UNLV student filmmakers Nicolle Petersen and Lily Campisi are on the verge of blanketing movie screens in ways never achieved by any blockbuster — not even the ones starring superheroes, Jedis or sparkly vampires.
Their film, “The Big Wish,” is one of five in the running to play on each of the more than 7,000 screens operated by the nation’s second-largest theater chain as part of the Coca-Cola Regal Films Contest.
You may recognize past winners as those short films that run before every movie at a Regal theater while most of the audience is still on their phones because people are awful.
‘Just a blessing’
The students submitted 17 scripts — 12 written by Petersen, five by Campisi — to the competition, with two of Petersen’s making it into the top 15. “The one that did get chosen (for the finals) actually was the one that we were like, ‘OK, we’ll just kind of throw it in there,’ ” Campisi, the film’s producer, reveals while laughing.
In “The Big Wish,” a girl shopping in a consignment store finds a vintage movie camera that unleashes a genie. For her one wish, she wants to be in her happy place. She’s then transported to a movie theater, where the popcorn is overflowing, a soda is bubbling its way into a cup, and everything is right with the world. Also, the genie is kind of a hunk.
The film will debut Saturday at cocacolaregalfilms.com. The winner will be announced April 4 during CinemaCon at Caesars Palace and will premiere in theaters nationwide May 19.
“I’m incredibly happy with how it turned out,” says writer-director Petersen, who made the top 15 last year as well. “I would not have wanted anything else. It was just a blessing.”
The duo’s entry is UNLV’s first finalist in the competition that also includes film school powerhouses such as NYU, UCLA, Columbia University and the American Film Institute. As one of the top five entries, Petersen, 23, and Campisi, 20, were given $15,000 to make their 30-second spot. Even accounting for inflation, that’s still more than Robert Rodriguez spent in 1992 to make the feature-length “El Mariachi,” which launched his writing and directing career.
“At first, I was like, ‘This is too much money,’ ” says Campisi, a native Las Vegan. Then, even though the contest supplied some equipment, all the bills started rolling in. “We still had to provide everything else. All the lights and all the hard drives, and everything else. It adds up. Even the truck! I didn’t even realize, ‘Oh, wait! We have to pay for a truck to get all the equipment there.’ ”
“Gas for the truck,” adds Petersen, of Sumner, Washington. “Just the little things that you don’t think about.”
‘A really big deal’
Fortunately, the duo could turn to someone who’d experienced similar surprises. Brett Levner, associate professor of film at UNLV who serves as their adviser in the competition, won it in 2004 as a student at Columbia. That victory led to her first paid film work.
“They’re young,” she says of Campisi and Petersen. “They’re competing against graduate students who may have already been in the industry a little bit, but they’re really holding their own.”

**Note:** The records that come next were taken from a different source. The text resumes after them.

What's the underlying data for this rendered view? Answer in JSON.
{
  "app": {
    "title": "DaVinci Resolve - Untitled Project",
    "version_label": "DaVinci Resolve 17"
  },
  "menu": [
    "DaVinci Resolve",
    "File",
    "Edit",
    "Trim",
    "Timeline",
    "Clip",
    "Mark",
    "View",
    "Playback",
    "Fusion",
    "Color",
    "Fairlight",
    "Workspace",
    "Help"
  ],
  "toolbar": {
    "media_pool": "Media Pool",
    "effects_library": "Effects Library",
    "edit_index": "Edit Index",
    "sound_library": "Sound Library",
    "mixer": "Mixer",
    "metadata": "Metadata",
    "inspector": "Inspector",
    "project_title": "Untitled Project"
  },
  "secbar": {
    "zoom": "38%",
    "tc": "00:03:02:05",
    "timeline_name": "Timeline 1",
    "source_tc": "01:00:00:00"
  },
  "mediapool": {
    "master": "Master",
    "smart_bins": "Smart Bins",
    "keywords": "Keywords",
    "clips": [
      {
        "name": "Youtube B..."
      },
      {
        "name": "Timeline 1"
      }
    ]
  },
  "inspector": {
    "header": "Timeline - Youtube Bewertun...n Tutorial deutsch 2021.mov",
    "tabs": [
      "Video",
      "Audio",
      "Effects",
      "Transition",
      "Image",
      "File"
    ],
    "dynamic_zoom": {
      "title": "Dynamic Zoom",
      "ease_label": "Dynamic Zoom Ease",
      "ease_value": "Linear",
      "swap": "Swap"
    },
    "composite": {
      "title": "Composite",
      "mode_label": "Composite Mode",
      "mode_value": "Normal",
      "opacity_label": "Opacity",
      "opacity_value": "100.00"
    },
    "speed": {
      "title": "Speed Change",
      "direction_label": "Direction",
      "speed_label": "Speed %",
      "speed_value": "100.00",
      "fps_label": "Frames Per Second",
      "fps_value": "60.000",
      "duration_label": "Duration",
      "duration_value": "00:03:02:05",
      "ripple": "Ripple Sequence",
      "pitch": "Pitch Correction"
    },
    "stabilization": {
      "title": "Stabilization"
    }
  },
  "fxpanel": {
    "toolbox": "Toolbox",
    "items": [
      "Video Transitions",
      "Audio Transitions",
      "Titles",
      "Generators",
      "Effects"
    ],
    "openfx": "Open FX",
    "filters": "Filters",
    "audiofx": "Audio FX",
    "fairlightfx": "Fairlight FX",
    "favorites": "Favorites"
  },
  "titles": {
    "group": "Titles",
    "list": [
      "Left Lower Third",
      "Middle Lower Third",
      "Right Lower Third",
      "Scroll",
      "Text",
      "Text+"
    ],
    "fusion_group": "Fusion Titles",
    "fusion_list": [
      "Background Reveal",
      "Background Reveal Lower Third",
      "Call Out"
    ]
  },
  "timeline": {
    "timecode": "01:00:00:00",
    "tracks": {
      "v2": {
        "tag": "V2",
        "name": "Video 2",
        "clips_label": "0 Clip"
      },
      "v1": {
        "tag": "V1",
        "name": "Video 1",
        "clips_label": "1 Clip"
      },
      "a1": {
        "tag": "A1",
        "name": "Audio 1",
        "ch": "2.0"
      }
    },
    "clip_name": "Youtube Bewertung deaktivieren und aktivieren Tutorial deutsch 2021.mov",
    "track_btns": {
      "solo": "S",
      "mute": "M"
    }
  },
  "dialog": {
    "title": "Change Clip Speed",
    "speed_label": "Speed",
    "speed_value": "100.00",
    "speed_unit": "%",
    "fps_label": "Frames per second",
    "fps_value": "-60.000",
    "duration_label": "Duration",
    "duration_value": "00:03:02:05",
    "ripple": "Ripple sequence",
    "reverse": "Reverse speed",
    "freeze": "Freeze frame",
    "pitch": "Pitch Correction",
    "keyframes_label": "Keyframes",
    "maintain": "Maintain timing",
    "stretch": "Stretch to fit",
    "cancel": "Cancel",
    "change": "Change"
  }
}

The students have been toiling on their entry since early October. After more than two months of preproduction, they filmed for 22 hours over the course of two days in January. Last week, they were still working on the sound mix and color correction.
“If you live in New York or L.A., you have more opportunities,” Levner says, “so this is a really big deal for them. Even for the crew, all their friends and fellow students that got to work on this, it was so cute to see them, how proud and amazingly professional they were.”
The competition requires teams of two students, a rule the UNLV filmmakers found to be a strength.
“We give each other enough space to not bother each other,” Campisi says. “It’s kind of like, ‘I need to do my work over here. Don’t micromanage me.’ But, then it’s like, ‘Oh, wait. I need some help. Please help me!’ ”
That assistance certainly paid off.
“Being able to see something that I had written and was so proud of come to life in this gorgeous manner from all the help of just everyone at UNLV, I don’t know, I’m in awe,” Petersen says.
After graduation, she’s determined to pursue a career as a writer-director. “My plans are to head to L.A. and start at the bottom and work my way up and kind of, just, grind for as long as I can.”
Campisi, meanwhile, wants to be a producer like her father, Gabriel Campisi, who specializes in indie horror movies and brought her to work on a film set for the first time.
“I don’t know how I’ll get there,” she says, “but I will.”